To-do List App (1st iteration)

Disclaimer: I won’t put any code snippet about this app in here, just the concepts. And uh-oh! I haven’t implement any functionality for the Add task yet. Hope I can write about that in another post :)

If you ever learnt about ListView in Android, I believe you’ll fine RecyclerView way better and powerful than it. RecyclerView has the ability to store large number of data while maintaining the limited number of view items. Based on its ability, it is best to use RecyclerView for displaying a large amount of scrollable data or data collections that changed based on user interaction or network events.

There are 6 components that have to be present in order to create a working RecyclerView:

  1. Data
  2. RecyclerView: the scrolling list that store the data items
  3. Layout for one item of data: a separate layout for each data item
  4. Layout Manager: handles the organisation of user interface components in a view
  5. Adapter: to connect the data with the RecyclerView
  6. ViewHolder: to contain the information of displaying one view item using the item’s layout

From the demo of to-do list app that I showed you before, here is the screenshot of the implemented RecyclerView. We can see clearly that the pink square is the layout for one item of data and the blue square is the RecyclerView itself.

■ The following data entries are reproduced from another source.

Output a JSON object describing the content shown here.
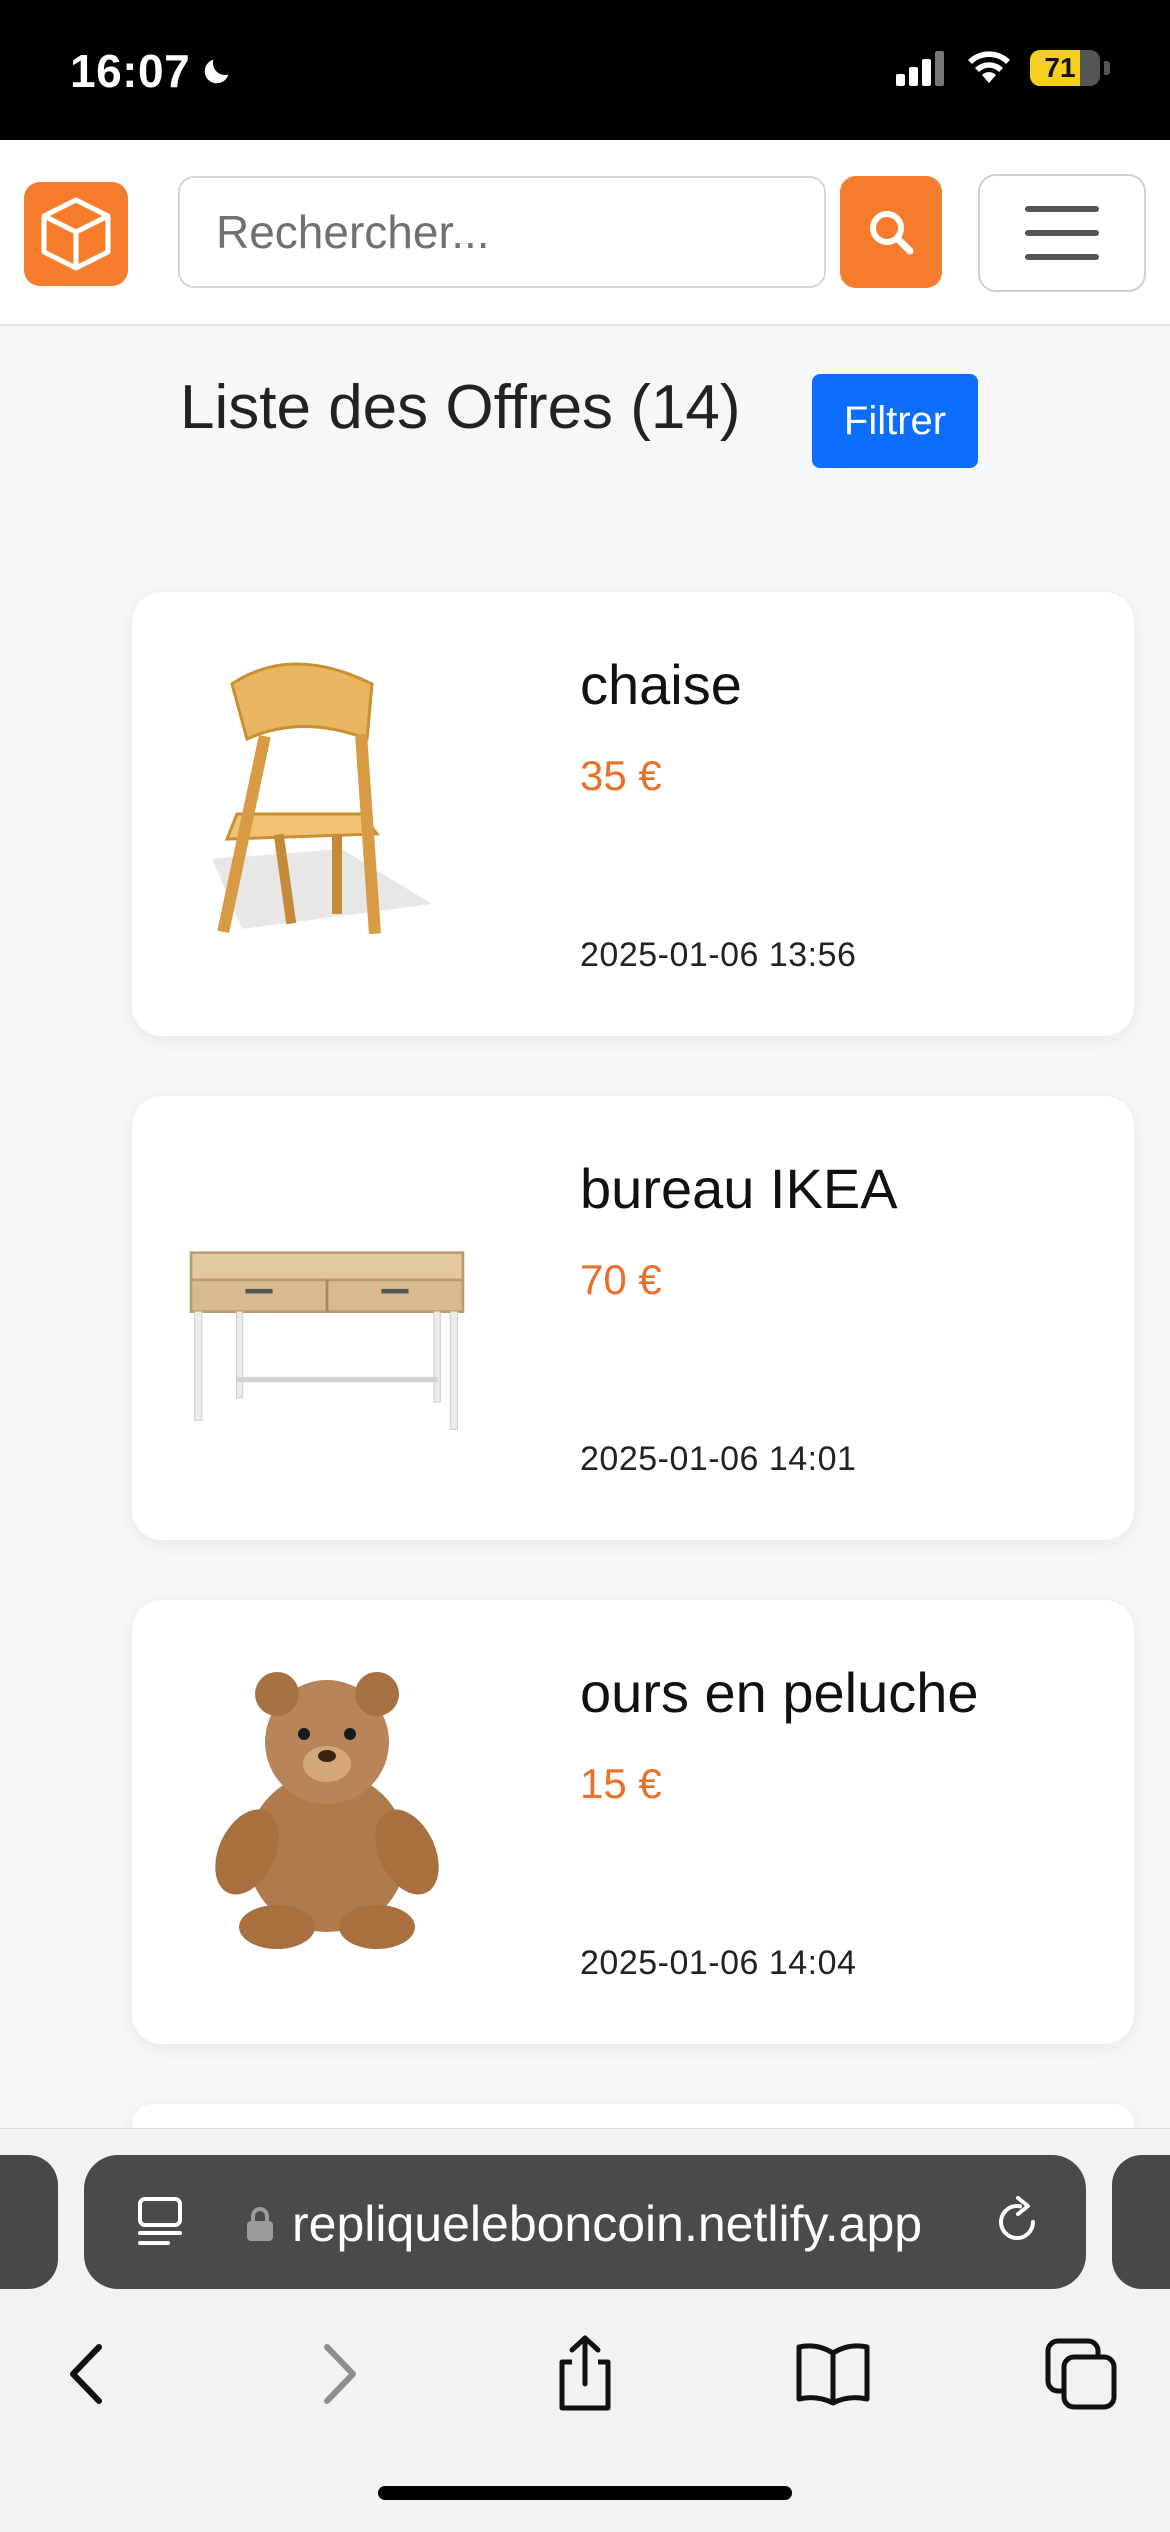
{
  "status_bar": {
    "time": "16:07",
    "battery_level": "71"
  },
  "header": {
    "search_placeholder": "Rechercher...",
    "icons": [
      "box-logo-icon",
      "search-icon",
      "hamburger-menu-icon"
    ],
    "accent_color": "#f47c2c"
  },
  "listing": {
    "title": "Liste des Offres (14)",
    "filter_label": "Filtrer",
    "filter_color": "#0d6efd"
  },
  "offers": [
    {
      "title": "chaise",
      "price": "35 €",
      "date": "2025-01-06 13:56",
      "image": "wooden-chair"
    },
    {
      "title": "bureau IKEA",
      "price": "70 €",
      "date": "2025-01-06 14:01",
      "image": "desk"
    },
    {
      "title": "ours en peluche",
      "price": "15 €",
      "date": "2025-01-06 14:04",
      "image": "teddy-bear"
    }
  ],
  "browser": {
    "url": "repliqueleboncoin.netlify.app",
    "icons": [
      "page-menu-icon",
      "lock-icon",
      "reload-icon",
      "back-icon",
      "forward-icon",
      "share-icon",
      "bookmarks-icon",
      "tabs-icon"
    ]
  }
}
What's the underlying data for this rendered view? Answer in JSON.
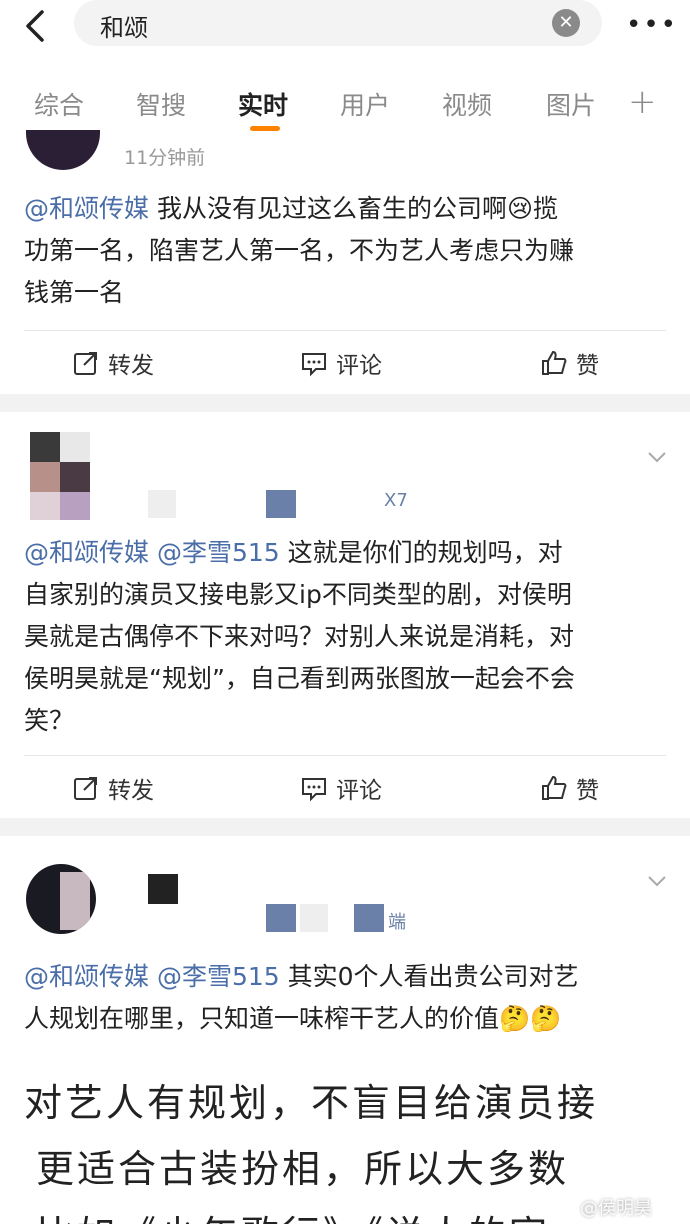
{
  "search": {
    "query": "和颂"
  },
  "tabs": [
    {
      "label": "综合"
    },
    {
      "label": "智搜"
    },
    {
      "label": "实时"
    },
    {
      "label": "用户"
    },
    {
      "label": "视频"
    },
    {
      "label": "图片"
    }
  ],
  "post1": {
    "time": "11分钟前",
    "mention": "@和颂传媒",
    "text_line1": " 我从没有见过这么畜生的公司啊",
    "emoji": "😢",
    "text_line1_end": "揽",
    "text_line2": "功第一名，陷害艺人第一名，不为艺人考虑只为赚",
    "text_line3": "钱第一名"
  },
  "post2": {
    "meta": "X7",
    "mention": "@和颂传媒 @李雪515",
    "text_line1": " 这就是你们的规划吗，对",
    "text_line2": "自家别的演员又接电影又ip不同类型的剧，对侯明",
    "text_line3": "昊就是古偶停不下来对吗？对别人来说是消耗，对",
    "text_line4": "侯明昊就是“规划”，自己看到两张图放一起会不会",
    "text_line5": "笑？"
  },
  "post3": {
    "meta": "端",
    "mention": "@和颂传媒 @李雪515",
    "text_line1": " 其实0个人看出贵公司对艺",
    "text_line2": "人规划在哪里，只知道一味榨干艺人的价值",
    "emoji": "🤔🤔",
    "image_line1": "对艺人有规划，不盲目给演员接",
    "image_line2": "更适合古装扮相，所以大多数",
    "image_line3": "比如《少年歌行》《说人的官"
  },
  "actions": {
    "repost": "转发",
    "comment": "评论",
    "like": "赞"
  },
  "watermark": "@侯明昊"
}
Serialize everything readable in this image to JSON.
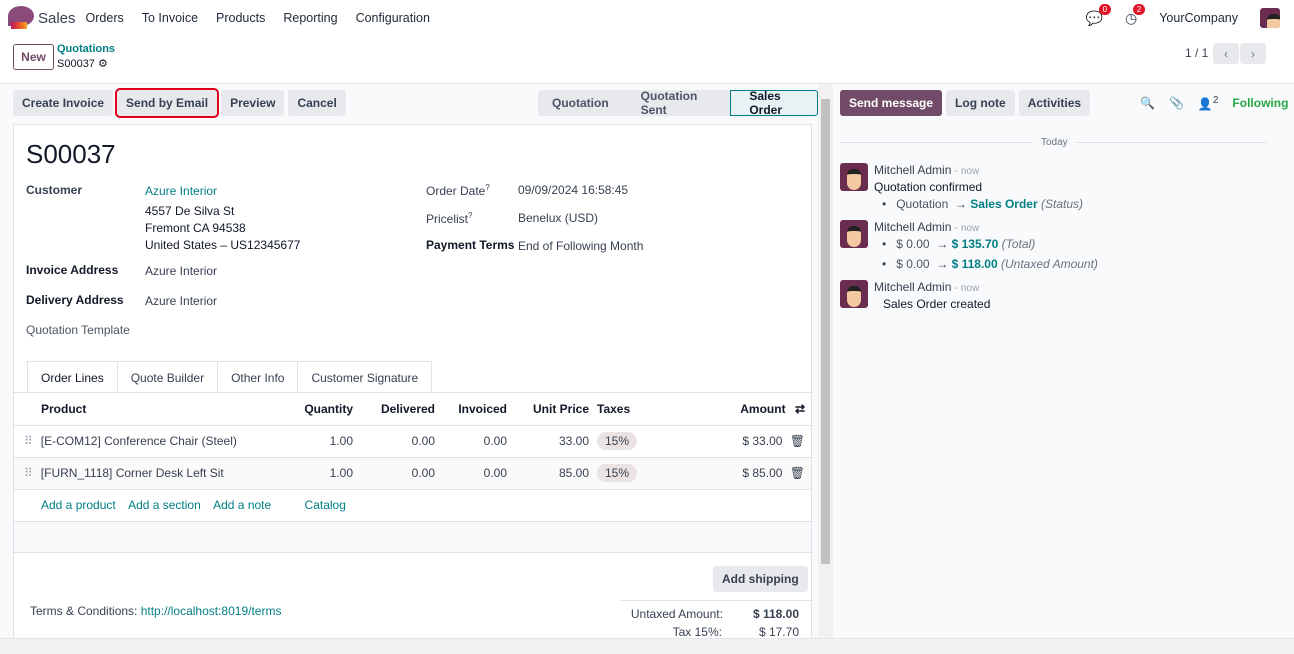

As you can see, each layout of one item data consists of a to-do title, a to-do description and a check box. This layout is implemented separately and bond to the RecyclerView via the custom Adapter and custom ViewHolder. For the adapter, there are at least three functions that need to be implemented, onCreateViewHolder , getItemCount , and onBindViewHolder . For further reading and understanding the concepts and the code, please click this link.

Actually, for this homework, I don’t think I implement the MVP model pretty well since this app is too small and the data used is still dummy data and hardcoded :). However, let us discuss a bit about MVP concepts to have better understanding in implementing it in this app later on.

Model-View-Presenter Design Pattern

The concepts of MVP actually pretty simple. For every update from a model or view, the presenter will be ready to keep notifying both of them. If there is an update from view like for instance there is a user interaction, the presenter will update the model if there is a data change and vice versa.

Before jump into the story of how I implement the test for this app, let us delve more about test pyramid.

Test Pyramid

As you can see from the picture above, the test pyramid consists of unit test (base), integration test (middle), and the end-to-end test (top). The unit test is a small test that validates the app’s behaviour for one class at a time. The integration test is a medium test that validates the interaction between the modules or level of stacks in the app. And last, the end-to-end test is large test that validates the user journeys exploring the modules within the app.

Since now I already implement my app with MVP design pattern (even tho, not perfectly implemented yet :p). It really helps me to finally write unit tests! For this app, I only implement unit test for the model and presenter for getToDoList function.

To ease the unit test implementation, I utilise Mockito-Kotlin library to create test doubles like fake, mock, and stub. For better understanding about test doubles, please check out this explanation provided by Martin Fowler and this medium post by Michal Lipski for the example.

To conclude, there are three useful concepts of Android development that I applied in my To-do List App: RecyclerView, MVP, and test.

Implementing those concepts are very helpful for having better understanding on the app. Hope this post is useful for you :D!